I received feedback recently on an article I wrote about lesbian breakups. I knew that it was going to touch some nerves … and it did.

Gay marriage is very new and it was a hard-fought battle to gain that right. By criticizing lesbian relationships, I am giving ammo to those who say that we shouldn’t be allowed to marry.

My feeling is that we should be able to be honest about our community and look at the flaws as well as looking at the positives.

Unfortunately, some in our society will look for any crack to denigrate those who they are opposed to. It is like the flack women take when they are either in positions of power or are doing work in a male-dominated field. They are expected to never show any weakness or humanness even, or that weakness will be attributed to their gender.

Men are rarely put under the same microscope. So it is with our community, too.

The people opposed to any sort of gay rights will look for any excuse to show that we shouldn’t be allowed the same rights as the rest of the population.

If I write a column that criticizes our community in any way, then I am giving these people ammunition. However, if the straight world thinks that they have marriage figured out, they need to go look at their own statistics before criticizing.

The divorce rate is high.

Marriage is a challenge regardless of whom you are married to.
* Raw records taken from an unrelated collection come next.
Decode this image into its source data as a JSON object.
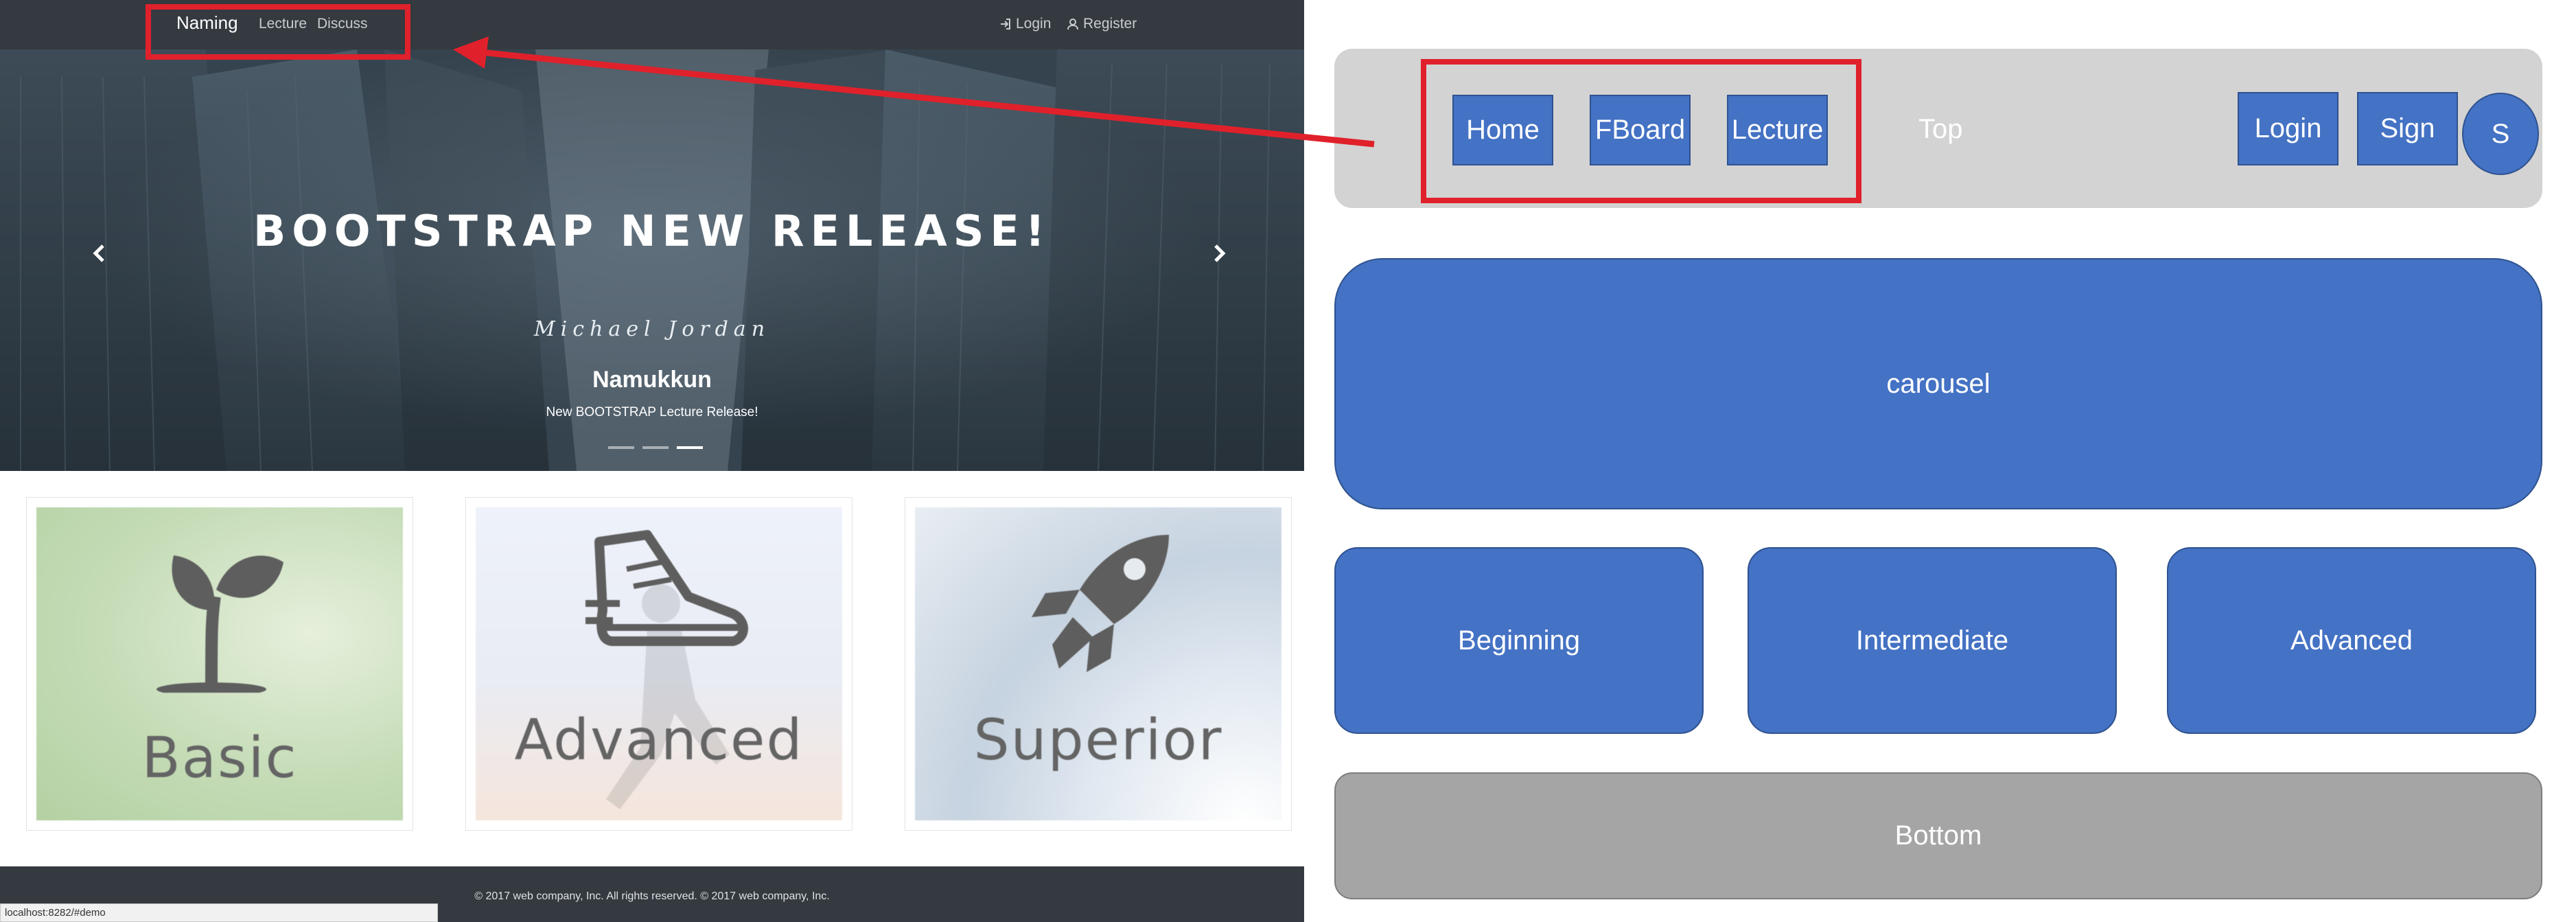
{
  "site": {
    "nav": {
      "brand": "Naming",
      "links": [
        "Lecture",
        "Discuss"
      ],
      "login": "Login",
      "register": "Register"
    },
    "carousel": {
      "title": "BOOTSTRAP NEW RELEASE!",
      "author": "Michael Jordan",
      "caption": "Namukkun",
      "subcaption": "New BOOTSTRAP Lecture Release!",
      "prev_icon": "chevron-left-icon",
      "next_icon": "chevron-right-icon",
      "slide_count": 3,
      "active_slide": 3
    },
    "cards": [
      {
        "label": "Basic",
        "icon": "sprout-icon",
        "tint": "#cfe3c2"
      },
      {
        "label": "Advanced",
        "icon": "sneaker-icon",
        "tint": "#eef0f7"
      },
      {
        "label": "Superior",
        "icon": "rocket-icon",
        "tint": "#d9e1ea"
      }
    ],
    "footer": {
      "text": "© 2017 web company, Inc.   All rights reserved.   © 2017 web company, Inc."
    },
    "status_url": "localhost:8282/#demo"
  },
  "wireframe": {
    "top": {
      "buttons": [
        "Home",
        "FBoard",
        "Lecture"
      ],
      "label": "Top",
      "right_buttons": [
        "Login",
        "Sign"
      ],
      "circle": "S"
    },
    "carousel_label": "carousel",
    "levels": [
      "Beginning",
      "Intermediate",
      "Advanced"
    ],
    "bottom_label": "Bottom"
  },
  "colors": {
    "navbar": "#343a40",
    "wire_blue": "#4472c4",
    "wire_top_gray": "#d3d3d3",
    "wire_bottom_gray": "#a5a5a5",
    "annotation_red": "#e0212b"
  }
}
I should know about the challenges on both sides of the equation having been married on both sides. The challenges are unique in some aspects and very much the same in others.

Of course there are many gay relationships that last and are very successful over the long term. Longevity exists just as it does in straight marriages as well.

I think what I find unique about lesbian relationships is that if it isn’t working they move on. There is no dwelling in the relationship hoping that something will change. I think that is a good thing.

To define our community in terms of the straight community doesn’t make sense. There are no absolutes in anything.

No, all lesbian relationships do not end. There are many successful long-term unions.

I would hope that when we question aspects of our community it is taken in the context of questioning and not taken as an absolute truth.